The helicopter is but one electrode or "plate" in relation to your capacitive premise. On approach to the power line, current flows through it, from one side to the other in an oscillating manner, being in the midst of an AC e-field... but no current flows into or out of it. When arcing occurs, the air dielectric has become conductive and additional current flows to, from, and through the helicopter.

 

[quogueelectric]

I think I have a better picture of this.
http://www.youtube.com/watch?v=9tzga6qAaBA

 

[roger]

I think I have a better picture of this.
http://www.youtube.com/watch?v=9tzga6qAaBA

Go back to post # 49 :wink:

Roger

 

[jghrist]

Jghrist, I do that all the time. Take a 480 to 120 control xfmr, energize the primary, and do nothing to the secondary. No problem.

What's the voltage from one terminal of the secondary to a helicopter?

 

[quogueelectric]

Go back to post # 49 :wink:

Roger

OOPS!!!(sheepishly) ok let me look up my other sleve
http://www.youtube.com/watch?v=uEKbMMHAwm0&NR=1

 

[jghrist]

I would like to rephrase my previous question concerning an experiment with a "high-pot" tester.

See diagram below.
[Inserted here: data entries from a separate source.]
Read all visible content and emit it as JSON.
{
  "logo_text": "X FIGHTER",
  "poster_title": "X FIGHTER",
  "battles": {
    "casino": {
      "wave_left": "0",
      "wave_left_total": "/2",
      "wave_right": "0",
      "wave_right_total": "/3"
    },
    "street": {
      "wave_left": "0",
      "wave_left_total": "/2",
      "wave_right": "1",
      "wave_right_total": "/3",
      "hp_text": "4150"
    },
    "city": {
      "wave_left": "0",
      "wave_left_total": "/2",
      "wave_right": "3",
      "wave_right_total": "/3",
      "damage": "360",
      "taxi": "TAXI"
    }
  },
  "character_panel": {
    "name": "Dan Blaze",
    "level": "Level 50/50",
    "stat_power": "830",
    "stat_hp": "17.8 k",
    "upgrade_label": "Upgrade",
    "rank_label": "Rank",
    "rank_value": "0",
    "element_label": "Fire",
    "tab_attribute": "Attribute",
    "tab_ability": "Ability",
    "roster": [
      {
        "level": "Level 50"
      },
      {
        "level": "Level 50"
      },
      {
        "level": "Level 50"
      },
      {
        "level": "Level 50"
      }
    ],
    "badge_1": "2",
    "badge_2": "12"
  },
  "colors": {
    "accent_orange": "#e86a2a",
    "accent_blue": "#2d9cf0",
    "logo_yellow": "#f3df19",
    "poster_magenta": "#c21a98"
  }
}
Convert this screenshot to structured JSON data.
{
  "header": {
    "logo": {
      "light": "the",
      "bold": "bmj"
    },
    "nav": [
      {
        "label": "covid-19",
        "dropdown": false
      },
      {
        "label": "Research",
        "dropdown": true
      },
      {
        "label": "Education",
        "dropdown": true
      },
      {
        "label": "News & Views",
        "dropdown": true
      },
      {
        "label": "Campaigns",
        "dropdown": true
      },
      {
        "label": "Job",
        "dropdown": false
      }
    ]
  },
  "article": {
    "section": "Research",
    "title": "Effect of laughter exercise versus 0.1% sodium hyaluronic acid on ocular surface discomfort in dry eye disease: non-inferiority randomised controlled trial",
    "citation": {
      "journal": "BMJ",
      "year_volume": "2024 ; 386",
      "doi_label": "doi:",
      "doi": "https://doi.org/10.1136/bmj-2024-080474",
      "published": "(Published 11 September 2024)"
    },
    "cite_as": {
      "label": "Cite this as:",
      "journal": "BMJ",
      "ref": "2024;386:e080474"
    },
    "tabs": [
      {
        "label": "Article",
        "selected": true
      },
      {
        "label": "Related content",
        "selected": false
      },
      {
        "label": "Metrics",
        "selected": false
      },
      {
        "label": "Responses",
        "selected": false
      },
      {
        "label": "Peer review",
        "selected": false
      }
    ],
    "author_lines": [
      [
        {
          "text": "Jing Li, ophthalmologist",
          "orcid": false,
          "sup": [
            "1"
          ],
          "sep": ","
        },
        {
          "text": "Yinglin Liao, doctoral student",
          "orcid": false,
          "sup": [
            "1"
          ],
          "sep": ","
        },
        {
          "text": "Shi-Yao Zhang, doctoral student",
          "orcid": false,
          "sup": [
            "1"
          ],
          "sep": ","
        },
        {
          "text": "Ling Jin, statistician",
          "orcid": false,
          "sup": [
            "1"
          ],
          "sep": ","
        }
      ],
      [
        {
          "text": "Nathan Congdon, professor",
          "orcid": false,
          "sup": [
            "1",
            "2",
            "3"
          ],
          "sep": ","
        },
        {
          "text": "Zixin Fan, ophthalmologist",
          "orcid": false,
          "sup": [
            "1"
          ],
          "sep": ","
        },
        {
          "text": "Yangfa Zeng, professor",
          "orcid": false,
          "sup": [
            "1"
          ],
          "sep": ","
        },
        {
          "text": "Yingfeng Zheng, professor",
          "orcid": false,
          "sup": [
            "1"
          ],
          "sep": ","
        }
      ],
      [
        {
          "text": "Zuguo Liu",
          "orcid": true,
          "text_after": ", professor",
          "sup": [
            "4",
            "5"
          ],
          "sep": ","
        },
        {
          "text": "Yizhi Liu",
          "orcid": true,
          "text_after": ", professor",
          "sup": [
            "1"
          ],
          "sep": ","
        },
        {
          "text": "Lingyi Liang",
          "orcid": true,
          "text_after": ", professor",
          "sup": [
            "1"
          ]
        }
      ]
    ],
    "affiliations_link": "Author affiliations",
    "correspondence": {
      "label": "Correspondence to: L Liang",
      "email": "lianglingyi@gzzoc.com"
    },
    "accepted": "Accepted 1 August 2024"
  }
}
We have a conductive body suspended in the air and perfectly insulated. Both ammeters properly calibrated. Hi-pot enclosure/chassis suspended and perfectly insulated from earth and from the grounded test lead and from the supply. No ground connections to high voltage secondary except through the ammeter. Hi-pot lead is arcing to the conductive body.

Would the meters read substantially the same? Or substantially different?

Rattus?
Rick?
Jghrist?
Smart $?
Zog?
Winnie?
quogueelectric?

Depends on if the chunk of metal is closer to the earth or to the grounded case of the tester. If closer to the earth, then the currents will be about the same. If the chunk of metal is closer to the tester than to any other grounded objects on the ground side of the milliammeter, then the current in the ground lead will be lower.

 

[rattus]

Smart,

Regardless of phraseology, nit-picking that is, you agree that capacitive current returns either to another line and/or to earth.